= Fatty acid ratio in food =

Proportion of omega-3 to omega-6 fatty acids in a diet

Only two essential fatty acids are known to be essential for humans: alpha-linolenic acid (an omega−3 fatty acid) and linoleic acid (an omega−6 fatty acid). Closely related, these fatty acids act as competing substrates for the same enzymes. The biological effects of the ω−3 and ω−6 fatty acids are largely mediated by essential fatty acid interactions. The proportion of omega−3 to omega−6 fatty acids in a diet may have metabolic consequences. Unlike omega−3 fatty acids and omega−6 fatty acids, omega−9 fatty acids are not classed as essential fatty acids because they can be created by the human body from monounsaturated and saturated fatty acids, and are therefore not essential in the diet.

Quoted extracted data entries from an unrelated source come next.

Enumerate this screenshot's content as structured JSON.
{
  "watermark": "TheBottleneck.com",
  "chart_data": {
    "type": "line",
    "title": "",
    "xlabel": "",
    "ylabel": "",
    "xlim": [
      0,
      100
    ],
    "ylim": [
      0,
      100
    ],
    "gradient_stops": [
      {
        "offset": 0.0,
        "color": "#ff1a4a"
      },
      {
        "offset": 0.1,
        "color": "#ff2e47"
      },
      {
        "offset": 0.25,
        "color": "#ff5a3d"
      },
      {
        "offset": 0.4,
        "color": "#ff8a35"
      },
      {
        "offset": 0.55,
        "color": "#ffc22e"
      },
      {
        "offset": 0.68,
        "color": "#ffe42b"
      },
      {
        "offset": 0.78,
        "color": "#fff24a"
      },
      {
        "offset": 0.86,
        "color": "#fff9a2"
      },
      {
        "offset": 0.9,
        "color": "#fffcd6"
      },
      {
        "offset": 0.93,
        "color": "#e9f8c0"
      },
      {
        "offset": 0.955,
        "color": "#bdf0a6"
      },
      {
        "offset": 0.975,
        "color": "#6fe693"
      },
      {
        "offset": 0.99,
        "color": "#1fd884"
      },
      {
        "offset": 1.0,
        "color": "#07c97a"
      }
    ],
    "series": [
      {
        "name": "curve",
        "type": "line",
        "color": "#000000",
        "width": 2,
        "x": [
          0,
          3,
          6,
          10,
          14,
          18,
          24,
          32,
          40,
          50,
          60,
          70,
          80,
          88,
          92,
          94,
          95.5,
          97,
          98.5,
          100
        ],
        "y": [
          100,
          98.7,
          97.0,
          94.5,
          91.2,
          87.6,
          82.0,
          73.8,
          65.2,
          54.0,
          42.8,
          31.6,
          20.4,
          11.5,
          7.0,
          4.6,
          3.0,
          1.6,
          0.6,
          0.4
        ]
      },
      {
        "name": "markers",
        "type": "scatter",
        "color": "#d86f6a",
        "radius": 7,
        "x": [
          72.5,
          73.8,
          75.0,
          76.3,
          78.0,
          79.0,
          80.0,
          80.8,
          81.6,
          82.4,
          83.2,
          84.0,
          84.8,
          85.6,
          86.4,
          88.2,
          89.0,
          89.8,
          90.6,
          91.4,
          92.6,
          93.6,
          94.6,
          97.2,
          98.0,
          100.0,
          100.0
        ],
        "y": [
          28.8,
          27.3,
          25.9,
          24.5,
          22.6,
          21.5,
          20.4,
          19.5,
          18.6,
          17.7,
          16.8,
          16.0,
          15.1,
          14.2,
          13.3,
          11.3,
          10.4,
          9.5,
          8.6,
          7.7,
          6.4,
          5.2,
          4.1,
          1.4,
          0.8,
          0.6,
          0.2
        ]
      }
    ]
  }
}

==Ratio of omega−6 to omega−3 fats in the diets of hunter-gatherers==
It has been claimed that among hunter-gatherer populations, omega−6 fats and omega−3 fats are typically consumed in roughly a 1:1 ratio. At one extreme of the spectrum of hunter-gatherer diets, the Greenland Inuit, before the late 20th century, consumed a diet with twice as much omega−3 as omega−6, thanks to a diet rich in cold-water fish (a rich source of omega−3s) and completely devoid of omega−6-rich seed oils.

==Optimal ratio of omega−6 to omega−3 fats==
To date, "no one knows what the optimal ratio in the diet is for these two families of fats." Science writer Susan Allport writes that the current ratio in Japan is associated with a very low incidence of heart and other diseases. A dietary ratio of 4:1 produces almost a 1:1 ratio of highly unsaturated fatty acids (HUFAs) in cell membranes."

It has been estimated that in developed countries, the ratio of omega−6s to omega−3s is closer to 15:1. Another estimate is that "[t]he diet consumed by the typical American tends to contain 14–25 times more omega-6 fatty acids than omega-3 fatty acids."

According to a 2009 review by the American Heart Association, instead of avoiding ω−6 fats, the ω−6:ω−3 ratio should be decreased by consuming more ω−3 fats. The conversion rate of linoleic acid (LA) into arachidonic acid is very low with a diet high in linolenic acid.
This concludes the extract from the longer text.